- Genre: Talk show Comedy
- Starring: Kevin Smith Greg Grunberg
- Country of origin: United States
- No. of seasons: 1
- No. of episodes: 9

Production
- Executive producers: Jerry Carita Larry Struber Jay Peterson Todd Lubin Patrick Reardon Brad Savage Kevin Smith Greg Grunberg
- Running time: 30 minutes
- Production companies: The Weinstein Company AMC Networks Matador Content Bandwagon Media

Original release
- Network: AMC
- Release: July 24 – October 3, 2016

= Geeking Out =

Geeking Out is an American late night talk show comedy television series co-hosted by Kevin Smith and Greg Grunberg.
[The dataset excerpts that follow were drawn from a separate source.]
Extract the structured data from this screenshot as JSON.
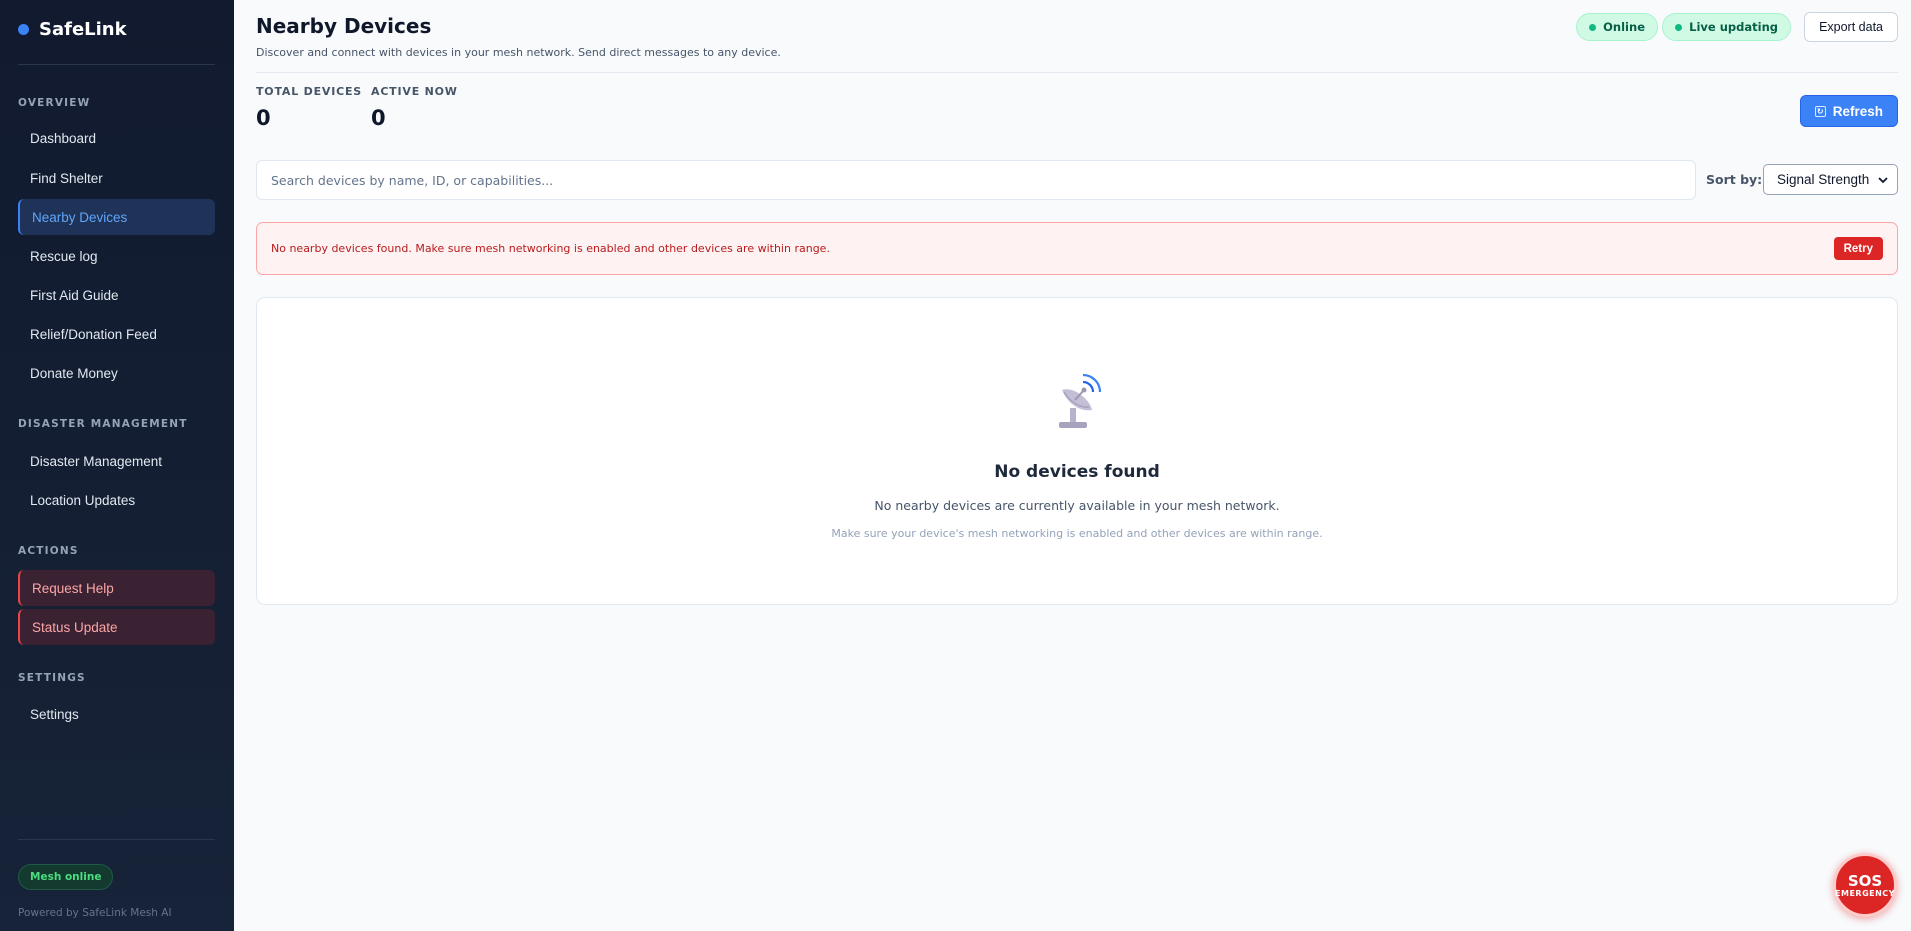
{
  "sidebar": {
    "brand": "SafeLink",
    "sections": {
      "overview": "OVERVIEW",
      "disaster": "DISASTER MANAGEMENT",
      "actions": "ACTIONS",
      "settings": "SETTINGS"
    },
    "items": {
      "dashboard": "Dashboard",
      "find_shelter": "Find Shelter",
      "nearby_devices": "Nearby Devices",
      "rescue_log": "Rescue log",
      "first_aid": "First Aid Guide",
      "relief_feed": "Relief/Donation Feed",
      "donate_money": "Donate Money",
      "disaster_management": "Disaster Management",
      "location_updates": "Location Updates",
      "request_help": "Request Help",
      "status_update": "Status Update",
      "settings": "Settings"
    },
    "mesh_status": "Mesh online",
    "powered_by": "Powered by SafeLink Mesh AI"
  },
  "header": {
    "title": "Nearby Devices",
    "subtitle": "Discover and connect with devices in your mesh network. Send direct messages to any device.",
    "status_online": "Online",
    "status_live": "Live updating",
    "export_label": "Export data"
  },
  "stats": {
    "total_label": "TOTAL DEVICES",
    "total_value": "0",
    "active_label": "ACTIVE NOW",
    "active_value": "0",
    "refresh_label": "Refresh"
  },
  "search": {
    "placeholder": "Search devices by name, ID, or capabilities...",
    "value": "",
    "sort_label": "Sort by:",
    "sort_selected": "Signal Strength"
  },
  "error": {
    "message": "No nearby devices found. Make sure mesh networking is enabled and other devices are within range.",
    "retry_label": "Retry"
  },
  "empty": {
    "title": "No devices found",
    "subtitle": "No nearby devices are currently available in your mesh network.",
    "hint": "Make sure your device's mesh networking is enabled and other devices are within range."
  },
  "sos": {
    "main": "SOS",
    "sub": "EMERGENCY"
  },
  "colors": {
    "accent": "#3b82f6",
    "danger": "#dc2626",
    "success": "#10b981",
    "sidebar_bg": "#111a2e"
  }
}
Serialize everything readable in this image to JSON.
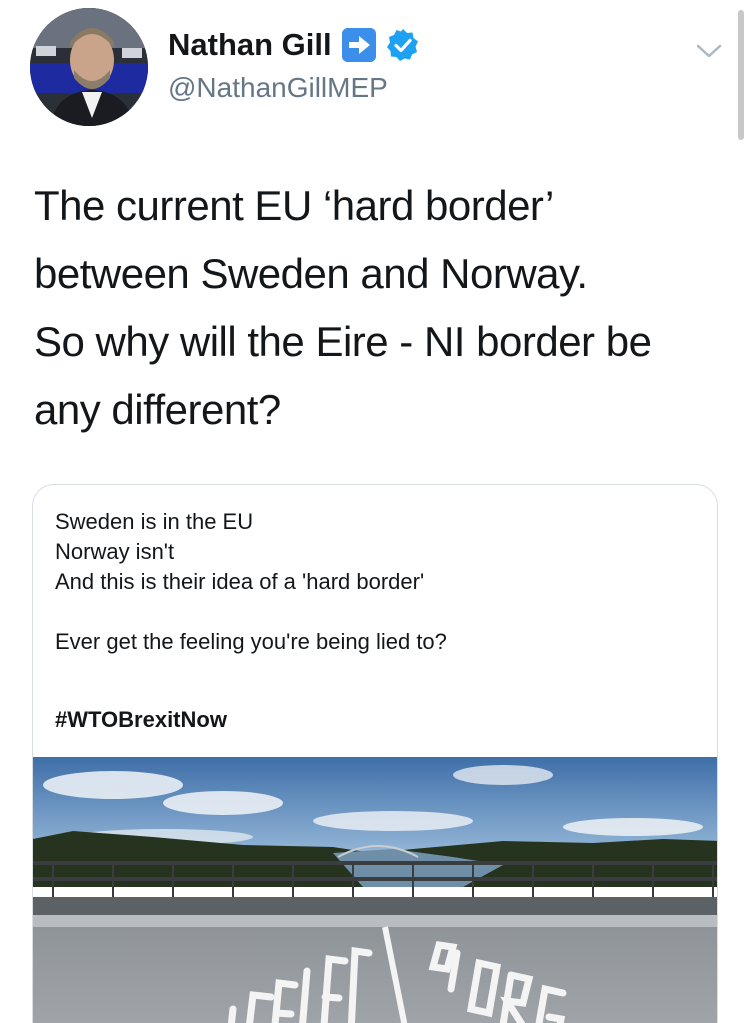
{
  "tweet": {
    "author": {
      "display_name": "Nathan Gill",
      "handle": "@NathanGillMEP",
      "badge_icon": "right-arrow-emoji-icon",
      "verified_icon": "verified-badge-icon"
    },
    "text_lines": [
      "The current EU ‘hard border’",
      "between Sweden and Norway.",
      "So why will the Eire - NI border be",
      "any different?"
    ],
    "menu_icon": "chevron-down-icon"
  },
  "quoted": {
    "lines": [
      "Sweden is in the EU",
      "Norway isn't",
      "And this is their idea of a 'hard border'",
      "",
      "Ever get the feeling you're being lied to?"
    ],
    "hashtag": "#WTOBrexitNow",
    "photo_road_text_left": "SVERIGE",
    "photo_road_text_right": "NORGE"
  },
  "colors": {
    "text": "#14171a",
    "secondary": "#657786",
    "verified_blue": "#1da1f2",
    "emoji_blue": "#3b8eea",
    "border": "#d8dde2"
  }
}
It premiered on AMC on July 24, 2016, during San Diego Comic-Con.

==Premise==
Kevin Smith and Greg Grunberg discuss pop culture through a fanboy perspective in this talk show that features celebrity interviews, clips, and out-of-studio segments.

==Cast==
- Kevin Smith (co-host)
- Greg Grunberg (co-host)
- Tiffany Smith (field correspondent)

==Production==
In February 2016, Kevin Smith and Greg Grunberg teamed with AMC, The Weinstein Company, and Matador Content to co-host a late night talk show titled Geeking Out which is expected to premiere in July 2016, covering San Diego Comic-Con with 8 subsequent episodes running weekly.
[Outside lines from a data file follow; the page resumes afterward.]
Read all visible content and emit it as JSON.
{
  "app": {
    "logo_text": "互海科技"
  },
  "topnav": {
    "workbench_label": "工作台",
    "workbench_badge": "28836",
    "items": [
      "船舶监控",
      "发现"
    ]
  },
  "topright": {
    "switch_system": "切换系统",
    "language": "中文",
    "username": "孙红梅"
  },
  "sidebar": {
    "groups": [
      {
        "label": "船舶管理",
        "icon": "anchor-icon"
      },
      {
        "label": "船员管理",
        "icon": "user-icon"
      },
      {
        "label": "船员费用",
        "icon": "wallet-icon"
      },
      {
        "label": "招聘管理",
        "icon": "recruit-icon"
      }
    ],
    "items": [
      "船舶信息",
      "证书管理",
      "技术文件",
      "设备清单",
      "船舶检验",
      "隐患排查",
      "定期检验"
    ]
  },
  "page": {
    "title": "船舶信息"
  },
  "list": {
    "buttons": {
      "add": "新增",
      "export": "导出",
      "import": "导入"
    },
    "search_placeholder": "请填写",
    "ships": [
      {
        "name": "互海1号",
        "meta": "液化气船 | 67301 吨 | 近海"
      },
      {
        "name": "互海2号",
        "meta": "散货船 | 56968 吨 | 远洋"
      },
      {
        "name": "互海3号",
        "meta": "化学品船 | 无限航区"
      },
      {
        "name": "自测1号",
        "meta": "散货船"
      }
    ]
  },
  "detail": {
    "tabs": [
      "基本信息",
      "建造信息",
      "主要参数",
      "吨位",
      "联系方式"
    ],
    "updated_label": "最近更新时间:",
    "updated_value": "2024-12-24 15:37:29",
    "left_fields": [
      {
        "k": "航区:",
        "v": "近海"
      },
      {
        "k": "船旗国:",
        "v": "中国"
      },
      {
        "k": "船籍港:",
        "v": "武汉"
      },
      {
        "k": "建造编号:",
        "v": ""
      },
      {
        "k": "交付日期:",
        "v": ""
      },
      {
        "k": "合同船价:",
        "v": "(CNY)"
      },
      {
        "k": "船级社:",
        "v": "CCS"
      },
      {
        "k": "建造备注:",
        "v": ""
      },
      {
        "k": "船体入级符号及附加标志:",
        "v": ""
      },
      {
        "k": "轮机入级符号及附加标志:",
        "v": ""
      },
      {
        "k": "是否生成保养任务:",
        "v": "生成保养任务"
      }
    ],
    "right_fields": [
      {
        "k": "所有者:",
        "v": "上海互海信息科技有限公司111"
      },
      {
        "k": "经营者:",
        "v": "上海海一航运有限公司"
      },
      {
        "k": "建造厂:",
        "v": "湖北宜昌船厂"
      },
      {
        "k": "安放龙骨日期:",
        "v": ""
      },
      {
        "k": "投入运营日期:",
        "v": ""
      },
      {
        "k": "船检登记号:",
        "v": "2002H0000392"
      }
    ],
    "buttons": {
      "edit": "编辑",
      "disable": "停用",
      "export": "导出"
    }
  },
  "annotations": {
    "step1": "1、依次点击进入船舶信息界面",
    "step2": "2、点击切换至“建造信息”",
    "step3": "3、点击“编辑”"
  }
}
On May 9, 2016, Deadline confirmed that the series would premiere on August 21, 2016, however, it was later revealed that the series would air on July 24, 2016.

On June 9, 2016, Smith revealed that director J. J. Abrams will be a guest on the show.

On July 7, 2016, AMC announced that the first episode will air on July 24, 2016 with hosts Smith and Grunberg heading to San Diego Comic-Con International.

==Episodes==

| No. | Title | Original release date |
| 1 | "Comic-Con (R)" | July 24, 2016 |
Kevin Smith makes a pre-Comic-Con pit-stop in Las Vegas to visit his friend Matt Damon and discuss the eagerly awaited new installment of the Bourne franchise, Jason Bourne. Smith and Grunberg then head to San Diego and give viewers an all-access VIP pass through the convention, including a conversation with Oscar-winning composer Michael Giacchino, who gives Grunberg a preview of Star Trek Beyond IMAX and a first-look at the live orchestra that will perform along with the film. J. J. Abrams, Justin Lin, Simon Pegg, Marjorie Liu, Jim Lee, Garth Ennis, Evan Goldberg, Seth Rogen, Dominic Cooper, Cheo Hodari Coker and Charlie Hunnam are interviewed.
| 2 | "Nathan Fillion / Alan Tudyk / J. J. Abrams" | August 14, 2016 |
Kevin and Greg talk with Nathan Fillion and Alan Tudyk about their current and past projects. Later, they interview J. J. Abrams at Universal Studios to talk about Westworld.
| 3 | "Jeph Loeb / Charlie Cox" | August 21, 2016 |
Kevin and Greg talk with Jeph Loeb about overseeing Marvel Television properties. Later, Kevin interviews Charlie Cox about Daredevil.
| 4 | "Jim Lee / Rhett Reese & Paul Wernick" | August 29, 2016 |
Kevin and Greg talk with the writers of Deadpool. Later, Kevin interviews DC co-publisher Jim Lee about Suicide Squad and DC Rebirth.
| 5 | "Adam Savage / The Flash / Star Trek 50th" | September 5, 2016 |
Greg builds a prop replica with Adam Savage. Later, Kevin directs The Flash; and Tiffany, Greg and Kevin discuss the 50th anniversary of Star Trek.
| 6 | "Antoine Fuqua / DC Toys / Blizzard Entertainment" | September 12, 2016 |
Kevin tours DC Direct Toys. Later, Kevin and Greg interview Antoine Fuqua; and Tiffany explores the world of video games at Blizzard Entertainment.
| 7 | "Bryan Cranston / Stranger Things / McFarlane Toys" | September 19, 2016 |
Greg visits Bryan Cranston. Later, Tiffany and Greg talk to the Stranger Things kids and Tiffany gets a tour of McFarlane Toys with Todd McFarlane.
| 8 | "Mike Colter / Simone Missick . Lucasfilm / Valiant Comics" | September 26, 2016 |
Kevin and Greg interview Mike Colter and Simone Missick from Luke Cage. Later, Kevin tours Lucasfilm; and Tiffany is on set of Valiant Comics new project.
| 9 | "Robert Kirkman / David Alpert / Greg Nicotero / Kim Dickens" | October 3, 2016 |
In the first-season finale, Kevin and Greg interview the creative minds behind The Walking Dead. Later, Tiffany and Greg talk with Kim Dickens about Fear the Walking Dead.